26.09.2008

Ägypten: Gerichte verweigern Kopten religiöse Selbstbestimmung

Unrecht der Sharia-Rechtsprechung tritt erneut zu Tage

Ägypten: Gerichte verweigern Kopten religiöse Selbstbestimmung

Unrecht der Sharia-Rechtsprechung tritt erneut zu Tage

 

Kairo – Alexandria – Frankfurt am Main (26.September 2008) - Zwei Gerichtsurteile erschüttern die Christen in Ägypten. Wie die internationale Gesellschaft für Menschenrechte (IGFM) erfahren hat, wurde die 45-jährige Koptin Bahya Nagui Al-Sisi am 24. September zu drei Jahren Haft verurteilt, weil der Übertritt ihres Vaters zum Islam sie zu einer Muslimin machte, sie in ihren offiziellen Dokumenten jedoch als Christin ausgewiesen wurde. Ihre Schwester Shadia Al-Sisi wurde im Januar im gleichen Anklagepunkt freigesprochen.

Den beiden Schwestern hatte man vorgeworfen, ihre Urkunden und ihren Personalausweis gefälscht und bei der Heirat mit einem Christen eine falsche Religion angegeben zu haben. Nach islamischem Gesetz ist es einer muslimischen Frau nicht erlaubt, einen Christen zu heiraten. Der koptische Vater von Nagui und Shadia war in den 1960er Jahren heimlich zum Islam übergetreten. Als er zum Christentum zurückkehrte, ließ er falsche Urkunden anfertigen, die die christliche Zugehörigkeit der Kinder bestätigten. Die beiden Schwestern waren zu diesem Zeitpunkt 3 und 2 Jahre alt.

Tochter verurteilt wegen „Untat“ des Vaters

Zuerst wurde Klage gegen Shadia erhoben, diese jedoch vom Staatsanwalt im Januar 2008 wieder fallen gelassen. Shadia konnte nach dreimonatiger Haft zu ihrer Familie zurückkehren. Im Fall Bahya Naguis ignorierte der Richter die Entscheidung des Staatsanwalts. Die von ihrem Anwalt Petere Nagar vorgelegten Dokumente bewiesen, dass der Vater die Urkunden gefälscht hatte. Die Beweise wurden jedoch beim Urteil nicht berücksichtigt. Die Aussage der Angeklagten, dass sie nichts von dem Religionswechsel ihres Vaters wusste, und dass sie selbst weder schreiben noch lesen könne, wurde ebenfalls vom Gericht ignoriert.

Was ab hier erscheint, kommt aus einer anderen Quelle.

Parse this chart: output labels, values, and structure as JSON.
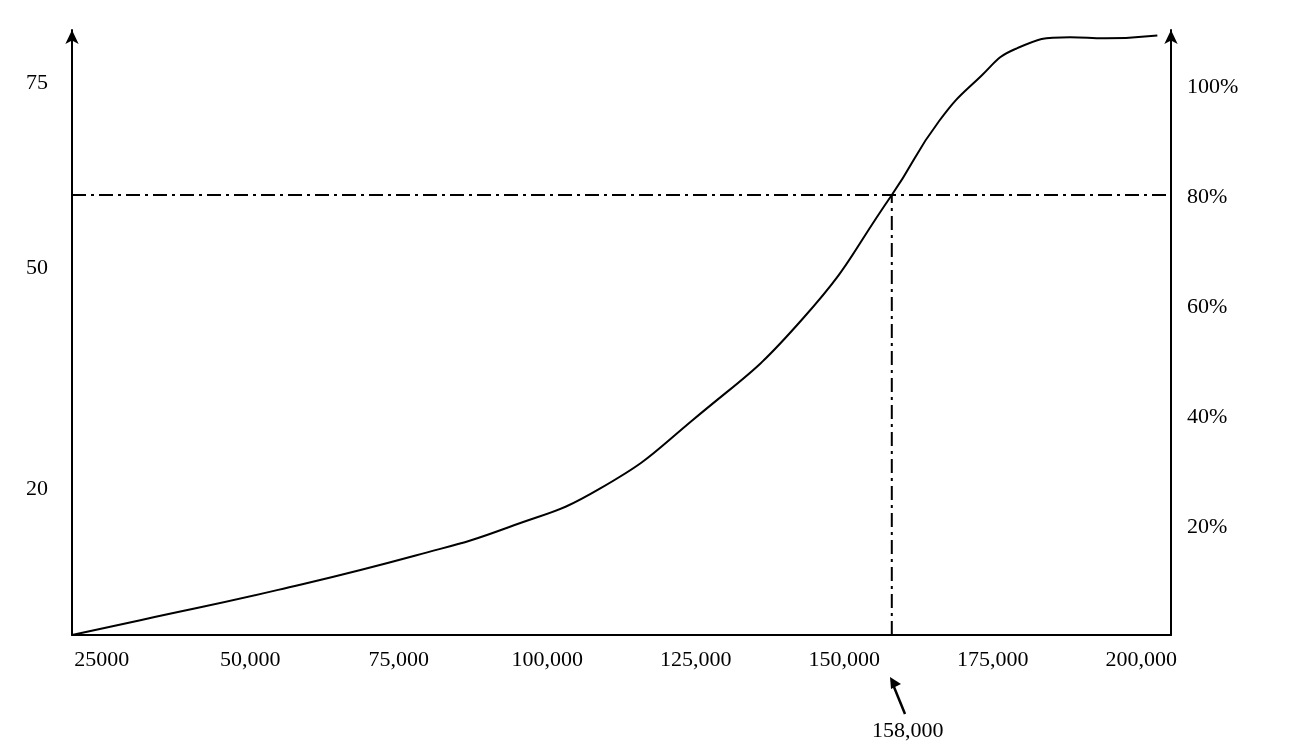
{
  "chart_data": {
    "type": "line",
    "x": [
      20000,
      31500,
      54700,
      78000,
      93500,
      109000,
      124400,
      143000,
      158000,
      166000,
      173000,
      178700,
      188000,
      194000,
      202700
    ],
    "series": [
      {
        "color": "#000000",
        "axis": "y2",
        "values": [
          0,
          2.7,
          8.2,
          14.5,
          19.6,
          26.7,
          39,
          57.5,
          80,
          93.5,
          101.6,
          106.5,
          108.7,
          108.5,
          109
        ]
      }
    ],
    "xlim": [
      20000,
      205000
    ],
    "xticks": [
      {
        "value": 25000,
        "label": "25000"
      },
      {
        "value": 50000,
        "label": "50,000"
      },
      {
        "value": 75000,
        "label": "75,000"
      },
      {
        "value": 100000,
        "label": "100,000"
      },
      {
        "value": 125000,
        "label": "125,000"
      },
      {
        "value": 150000,
        "label": "150,000"
      },
      {
        "value": 175000,
        "label": "175,000"
      },
      {
        "value": 200000,
        "label": "200,000"
      }
    ],
    "ylim": [
      0,
      82
    ],
    "yticks": [
      20,
      50,
      75
    ],
    "y2lim": [
      0,
      110
    ],
    "y2ticks": [
      {
        "value": 20,
        "label": "20%"
      },
      {
        "value": 40,
        "label": "40%"
      },
      {
        "value": 60,
        "label": "60%"
      },
      {
        "value": 80,
        "label": "80%"
      },
      {
        "value": 100,
        "label": "100%"
      }
    ],
    "ref_lines": [
      {
        "axis": "y2",
        "value": 80,
        "line_style": "dashed",
        "color": "#000000"
      },
      {
        "axis": "x",
        "value": 158000,
        "line_style": "dashed",
        "color": "#000000"
      }
    ],
    "annotations": [
      "158,000"
    ],
    "grid": false,
    "marker": "none",
    "line_style": "solid"
  }
}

Zum Zusammenleben mit dem muslimischen Vater gezwungen

Auch im Fall der 14-jährigen Zwillinge Mario und Andrew Medhat Ramsis, über die die IGFM bereits berichtete, ist gerichtlich gegen das Recht auf religiöse Selbstbestimmung entschieden worden. Die Brüder wurden gegen ihren Willen und auf Anweisung des von ihnen getrennt lebenden Vaters, Medhat Ramsis, zu Muslimen erklärt. Das Gericht in Alexandria entschied nun, dass der Vater das Sorgerecht der Söhne bekommen soll.

Die Entscheidung wurde gegen den Willen und Protest der Jugendlichen gefällt, die immer wieder bekundeten, dass sie Christen seien und bei ihrer koptisch-orthodoxen Mutter bleiben wollten. Der Vater sprach vor Gericht seine Sorge aus, seine Kinder könnten, wenn sie bei ihrer Mutter blieben, Wein trinken und Schweinefleisch essen. Das Gericht verurteilte zudem die Mutter zu einer Geldstrafe von 10.000 ägyptischen Pfund (rund 1260 Euro) wegen angeblicher öffentlicher Beleidigung ihres Mannes.